In many respects the first official summit of Everest would not have been possible without the help of Tenzing Norgay. He saved Edmund Hillary’s life and guided him on their assent to the top of the world. This article is about the second man to summit Mt. Everest, Tenzing Norgay.
Tenzing was born on May 29th, 1914 in Tengboche, Khumbu, which is just below Mt. Everest. However, there are alternate accounts of his origin. One such account is that he was born in Tse Chu, which is in the Kama Valley of Tibet. He identified his parents as Tibetan but said he was born in Nepal.
His parents named him Namgyal Wangdi, but on the advice of the head lama at Rongbuk Monastery, it was changed to Tenzing Norgay. His name translates as wealthy/ fortunate religious disciple. Norgay’s parents had 13 children, but most did not survive childhood. Norgay was 11th born.
He was sent to a monastery to become a monk, but decided he wanted to climb mountains. As a teenager he moved to Darjeeling, India for work as a porter because Darjeeling was the starting point for climbs at that time.
Eric Shipton, in 1935, hired Norgay as a high-altitude porter on his British Mount Everest reconnaissance expedition. This was his first opportunity as a professional porter. He was then hired as a porter on 2 other British attempts to summit Everest before 1940.
In the 1940’s he was hired as a personal assistant to a Major in the Indian army. He worked and lived in Chitral, which is now part of Pakistan, but once part of India. He married and had 2 daughters in Chitral, but after his wife’s death and Pakistan’s invasion of India he left with his daughters.

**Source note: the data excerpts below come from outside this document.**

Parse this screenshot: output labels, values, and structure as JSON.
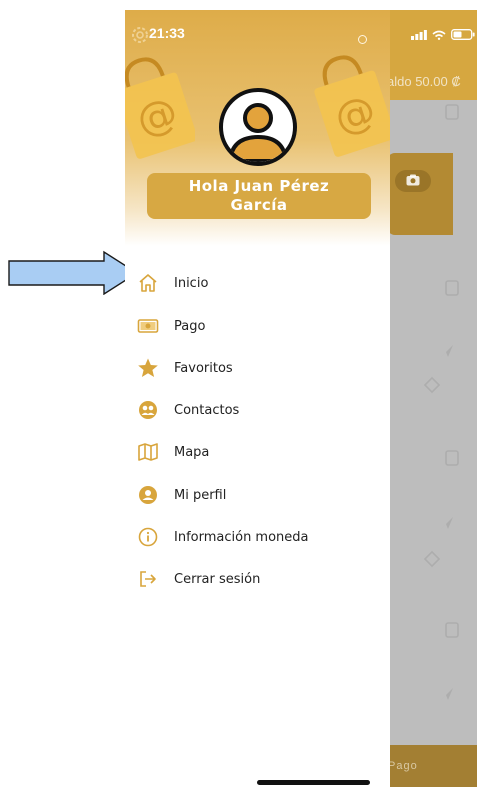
{
  "status_bar": {
    "time": "21:33"
  },
  "background": {
    "balance_label": "aldo 50.00 ₡",
    "footer_label": "Pago"
  },
  "drawer": {
    "greeting": "Hola Juan Pérez García",
    "menu": [
      {
        "label": "Inicio",
        "icon": "home-icon"
      },
      {
        "label": "Pago",
        "icon": "cash-icon"
      },
      {
        "label": "Favoritos",
        "icon": "star-icon"
      },
      {
        "label": "Contactos",
        "icon": "contacts-icon"
      },
      {
        "label": "Mapa",
        "icon": "map-icon"
      },
      {
        "label": "Mi perfil",
        "icon": "user-circle-icon"
      },
      {
        "label": "Información moneda",
        "icon": "info-icon"
      },
      {
        "label": "Cerrar sesión",
        "icon": "logout-icon"
      }
    ]
  },
  "colors": {
    "accent": "#d7a843",
    "icon": "#d8a53c",
    "annotation_arrow": "#a9cdf3"
  }
}
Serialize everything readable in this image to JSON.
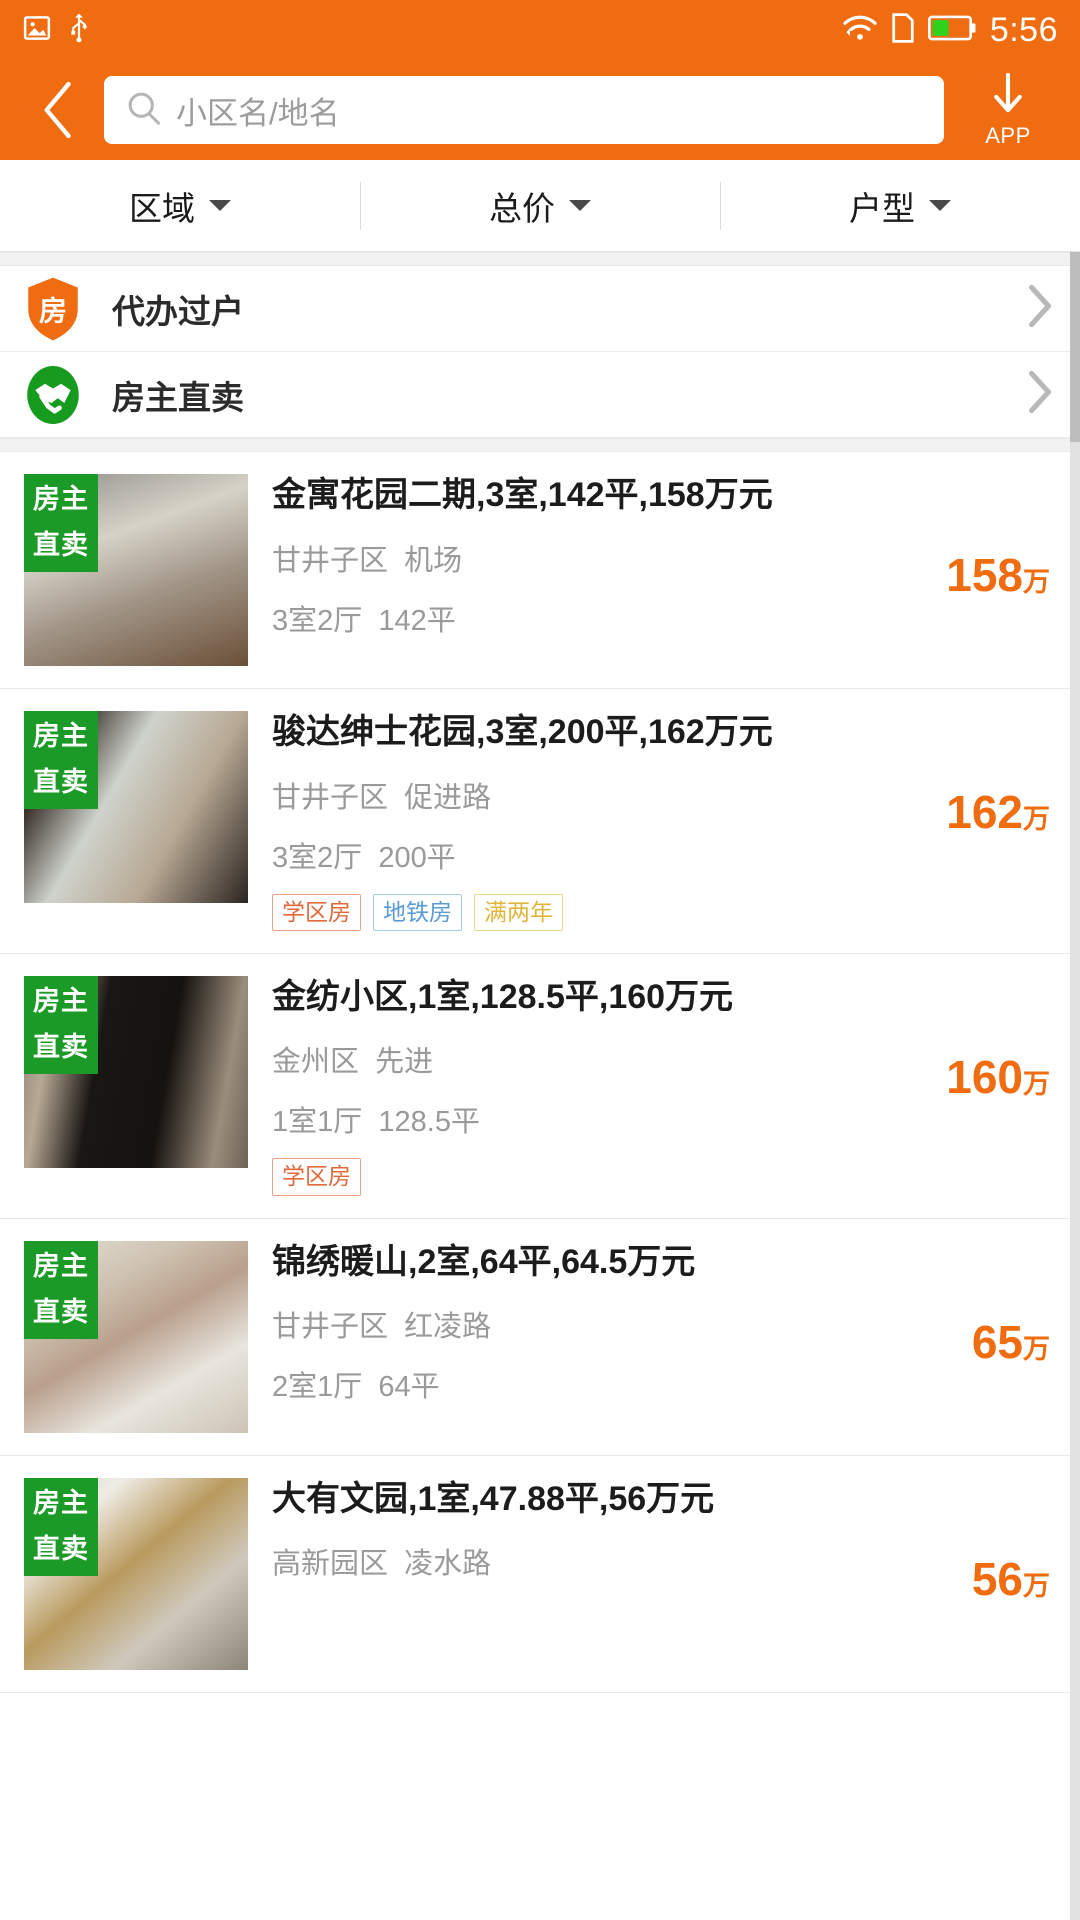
{
  "statusbar": {
    "time": "5:56",
    "icons": [
      "image-icon",
      "usb-icon",
      "wifi-icon",
      "sim-icon",
      "battery-icon"
    ]
  },
  "header": {
    "back_icon": "back-chevron-icon",
    "search": {
      "placeholder": "小区名/地名",
      "icon": "search-icon",
      "value": ""
    },
    "app_button": {
      "label": "APP",
      "icon": "download-arrow-icon"
    }
  },
  "filters": [
    {
      "label": "区域",
      "icon": "chevron-down-icon"
    },
    {
      "label": "总价",
      "icon": "chevron-down-icon"
    },
    {
      "label": "户型",
      "icon": "chevron-down-icon"
    }
  ],
  "services": [
    {
      "label": "代办过户",
      "icon": "shield-house-icon",
      "glyph": "房",
      "color": "#ef6c10",
      "shape": "shield"
    },
    {
      "label": "房主直卖",
      "icon": "handshake-icon",
      "glyph": "",
      "color": "#169b1e",
      "shape": "circle"
    }
  ],
  "badge_text": {
    "line1": "房主",
    "line2": "直卖"
  },
  "listings": [
    {
      "title": "金寓花园二期,3室,142平,158万元",
      "district": "甘井子区",
      "street": "机场",
      "layout": "3室2厅",
      "area": "142平",
      "price_num": "158",
      "price_unit": "万",
      "tags": [],
      "badge": true
    },
    {
      "title": "骏达绅士花园,3室,200平,162万元",
      "district": "甘井子区",
      "street": "促进路",
      "layout": "3室2厅",
      "area": "200平",
      "price_num": "162",
      "price_unit": "万",
      "tags": [
        {
          "label": "学区房",
          "style": "school"
        },
        {
          "label": "地铁房",
          "style": "metro"
        },
        {
          "label": "满两年",
          "style": "twoyr"
        }
      ],
      "badge": true
    },
    {
      "title": "金纺小区,1室,128.5平,160万元",
      "district": "金州区",
      "street": "先进",
      "layout": "1室1厅",
      "area": "128.5平",
      "price_num": "160",
      "price_unit": "万",
      "tags": [
        {
          "label": "学区房",
          "style": "school"
        }
      ],
      "badge": true
    },
    {
      "title": "锦绣暖山,2室,64平,64.5万元",
      "district": "甘井子区",
      "street": "红凌路",
      "layout": "2室1厅",
      "area": "64平",
      "price_num": "65",
      "price_unit": "万",
      "tags": [],
      "badge": true
    },
    {
      "title": "大有文园,1室,47.88平,56万元",
      "district": "高新园区",
      "street": "凌水路",
      "layout": "",
      "area": "",
      "price_num": "56",
      "price_unit": "万",
      "tags": [],
      "badge": true
    }
  ],
  "colors": {
    "brand_orange": "#ef6c10",
    "badge_green": "#1c9a28",
    "price_orange": "#ef6c10"
  }
}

After his escape from Pakistan, he was hired by Earl Denman help him summit Everest in 1947. Their attempt at the summit was prevented by bad weather.

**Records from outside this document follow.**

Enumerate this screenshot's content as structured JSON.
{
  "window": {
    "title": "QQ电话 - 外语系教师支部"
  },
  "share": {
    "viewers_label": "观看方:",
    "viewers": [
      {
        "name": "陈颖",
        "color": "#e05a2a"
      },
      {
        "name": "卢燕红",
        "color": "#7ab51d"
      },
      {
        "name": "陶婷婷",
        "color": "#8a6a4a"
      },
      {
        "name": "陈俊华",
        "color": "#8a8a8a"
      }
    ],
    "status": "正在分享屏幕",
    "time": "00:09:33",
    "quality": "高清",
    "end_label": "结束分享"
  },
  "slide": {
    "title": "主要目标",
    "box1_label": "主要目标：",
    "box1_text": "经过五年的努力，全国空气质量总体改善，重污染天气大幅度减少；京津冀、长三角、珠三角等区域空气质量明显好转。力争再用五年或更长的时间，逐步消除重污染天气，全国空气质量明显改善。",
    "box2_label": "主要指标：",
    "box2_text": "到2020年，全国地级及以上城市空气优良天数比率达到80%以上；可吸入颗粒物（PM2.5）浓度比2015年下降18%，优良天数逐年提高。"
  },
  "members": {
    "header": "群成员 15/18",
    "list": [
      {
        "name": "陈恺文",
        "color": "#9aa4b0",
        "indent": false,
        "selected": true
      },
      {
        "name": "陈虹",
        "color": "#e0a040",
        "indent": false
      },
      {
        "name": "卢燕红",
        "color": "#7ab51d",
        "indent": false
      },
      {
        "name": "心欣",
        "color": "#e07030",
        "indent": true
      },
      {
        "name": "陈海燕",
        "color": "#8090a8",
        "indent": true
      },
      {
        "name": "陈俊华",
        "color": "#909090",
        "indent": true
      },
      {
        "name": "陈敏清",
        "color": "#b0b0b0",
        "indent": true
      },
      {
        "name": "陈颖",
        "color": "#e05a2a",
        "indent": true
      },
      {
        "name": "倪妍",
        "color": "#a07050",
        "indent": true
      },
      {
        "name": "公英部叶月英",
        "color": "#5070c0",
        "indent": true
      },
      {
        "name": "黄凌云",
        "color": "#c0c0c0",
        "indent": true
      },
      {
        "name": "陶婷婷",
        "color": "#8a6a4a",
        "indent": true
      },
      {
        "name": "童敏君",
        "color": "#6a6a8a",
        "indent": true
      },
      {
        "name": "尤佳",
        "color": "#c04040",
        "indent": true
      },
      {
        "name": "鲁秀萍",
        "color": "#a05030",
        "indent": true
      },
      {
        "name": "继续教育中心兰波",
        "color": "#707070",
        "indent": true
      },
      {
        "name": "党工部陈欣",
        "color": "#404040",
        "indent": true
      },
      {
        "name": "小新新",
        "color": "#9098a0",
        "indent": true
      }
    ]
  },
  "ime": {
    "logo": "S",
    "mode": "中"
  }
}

Edouard Dunant and Gabriel Chevalley hired Norgay in the spring and autumn of 1952. Both expeditions failed to reach the summit, but the first expedition reached 28,200 feet and opened a new climbing route. The second expedition was stopped by bad weather.
In 1953 John Hunt hired Norgay on his 400-man expedition to climb Mt. Everest. The expedition included 362 porters, 20 guides, and 10,000 pounds of baggage. Norgay met Edmund Hillary on this expedition.

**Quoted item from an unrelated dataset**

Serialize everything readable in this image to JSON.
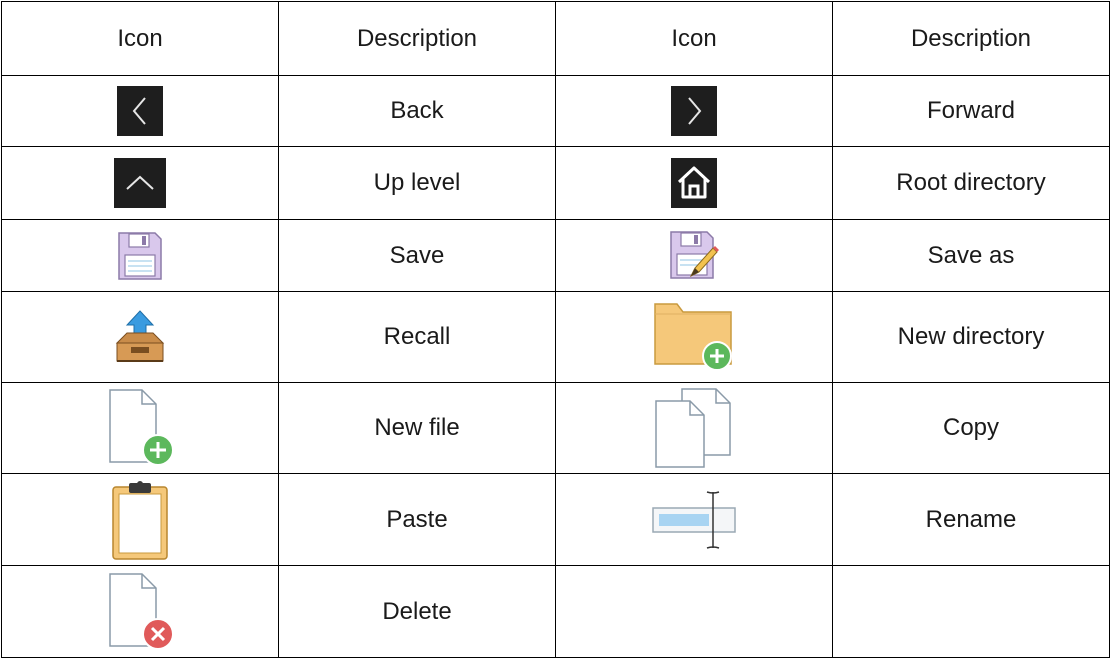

While climbing up Everest, Hillary fell into a crevasse, but was saved when Norgay secured Hillary’s rope to an ice axe and dug it into the snow. Norgay became Hillary’s climbing partner because of his fast thinking and quick action.
Tensing and Hillary were halted on the South Col for 2 days because of bad weather. On the first sight of clear weather, they made their first attempt at the summit. Carrying 30-pound packs they maneuvered over the Hillary Step and onto the highest point on earth, 29,028 feet.
They spent 15 minutes on the summit before returning to base camp. Their decent was a little tricky due to their tracks being covered by drifting snow.
Before they made it down the mountain, they were famous worldwide. Norgay received the George Medal from Queen Elizabeth II, while Hunt and Hillary were knighted.
Norgay became the 1st director of Field Training at the Himalayan Mountaineering Institute in 1954.
Tenzing negotiated and arranged for the first American tourist party to enter Bhutan in 1975.
Norgay founded Tenzing Norgay Adventures in 1978. The company is run by his son today.
Tenzing Norgay married his 1st wife’s cousin after his wife’s death. They did not have any children, which was a factor in his decision to take a 3rd wife. He had 3 sons and 1 daughter with his 3rd wife.
Tenzing Norgay died on May 9, 1986, from a cerebral hemorrhage. He was 71 years old.